Upload very many files to S3

I have about 1 million images (organized in directories) that I need to get into S3. I started using s3sync.rb, but since it is built for syncing it creates tons of extra files for keeping track of stuff. I don't need or want this- just need to upload it once.

Next I tried s3cmd (the python version) which has a --recursive option for simple put. The problem is that it tries to process all the upload files up front (at least that is what it looks like in debug mode), which doesn't work for the number of files I have.

I'm thinking of trying something like bucket explorer or s3fox, but I'm afraid of wasting a bunch of time and only getting half way.

Any recommendations please?

Edit: I am aware of some of the options for mounting s3, but haven't had good experiences with s3fs. Would jungledisk work well with large numbers of files? Also those programs tend to create the extra files that I would rather not have.

therealsix

Posted 2012-01-20T20:47:51.813

Reputation: 101

s3fox (organizer) crashes pretty much immediately – therealsix – 2012-01-20T21:25:23.647

Cloudberry does not seem to create extra files, but their support told me not to expect good things with this number of files.

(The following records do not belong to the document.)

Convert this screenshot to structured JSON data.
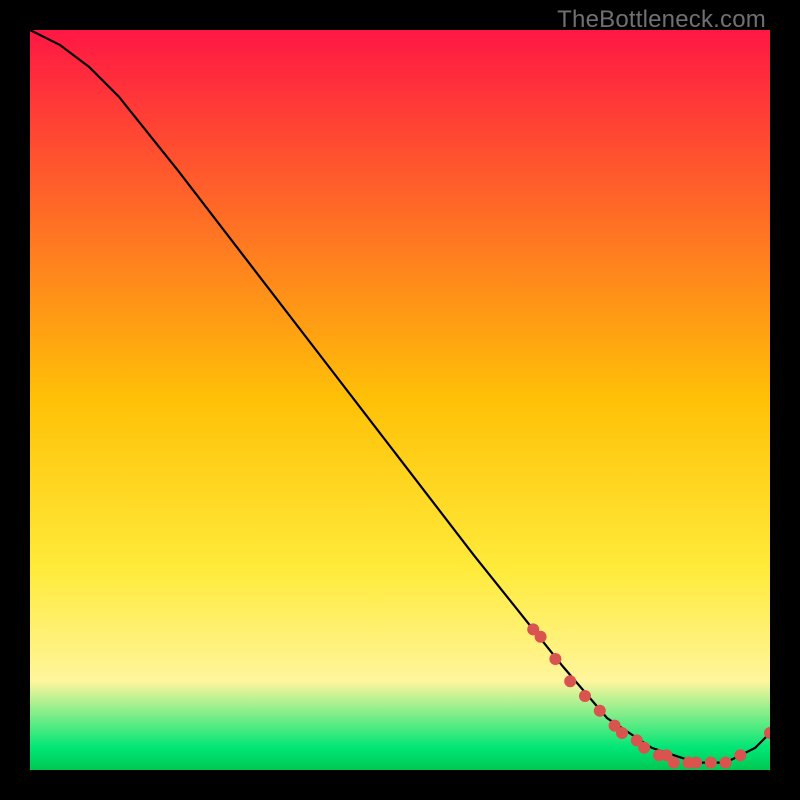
{
  "watermark": "TheBottleneck.com",
  "chart_data": {
    "type": "line",
    "title": "",
    "xlabel": "",
    "ylabel": "",
    "xlim": [
      0,
      100
    ],
    "ylim": [
      0,
      100
    ],
    "grid": false,
    "legend": false,
    "background_gradient": {
      "stops": [
        {
          "offset": 0.0,
          "color": "#ff1744"
        },
        {
          "offset": 0.5,
          "color": "#ffc107"
        },
        {
          "offset": 0.73,
          "color": "#ffeb3b"
        },
        {
          "offset": 0.88,
          "color": "#fff59d"
        },
        {
          "offset": 0.97,
          "color": "#00e676"
        },
        {
          "offset": 1.0,
          "color": "#00c853"
        }
      ]
    },
    "series": [
      {
        "name": "bottleneck-curve",
        "type": "line",
        "color": "#000000",
        "x": [
          0,
          4,
          8,
          12,
          20,
          30,
          40,
          50,
          60,
          68,
          72,
          78,
          84,
          90,
          94,
          98,
          100
        ],
        "y": [
          100,
          98,
          95,
          91,
          81,
          68,
          55,
          42,
          29,
          19,
          14,
          7,
          3,
          1,
          1,
          3,
          5
        ]
      },
      {
        "name": "gpu-markers",
        "type": "scatter",
        "color": "#d9534f",
        "x": [
          68,
          69,
          71,
          73,
          75,
          77,
          79,
          80,
          82,
          83,
          85,
          86,
          87,
          89,
          90,
          92,
          94,
          96,
          100
        ],
        "y": [
          19,
          18,
          15,
          12,
          10,
          8,
          6,
          5,
          4,
          3,
          2,
          2,
          1,
          1,
          1,
          1,
          1,
          2,
          5
        ]
      }
    ]
  }
}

Said they are working on it. – therealsix – 2012-01-22T03:44:08.317

Answers

I haven't tried that particular storage option, but cyberduck supports s3, has a sync option, and has generally been quite robust for me.

Journeyman Geek

Posted 2012-01-20T20:47:51.813

Reputation: 119 122

Could you send them a portable storage device with your data on it?

G-wizard

Posted 2012-01-20T20:47:51.813

Reputation: 111

You could try running s3sync.rb with the --no-md5 options. With that option only the modified date is compared.

I have used Jungledisk to backup a pretty large number of files (~20k) and it performed very well. Although it does create a separate database to keep the files that were uploaded (and perform deduplication). From what I have seen, the size of the backup database is trivial compared to the size of all the files that have been backed up.

No matter how you upload things to S3 there will be "extra files" because S3 does not store directories, it only supports keys and nodes, so the directory info has to be saved separately.

cmorse

Posted 2012-01-20T20:47:51.813

Reputation: 1 010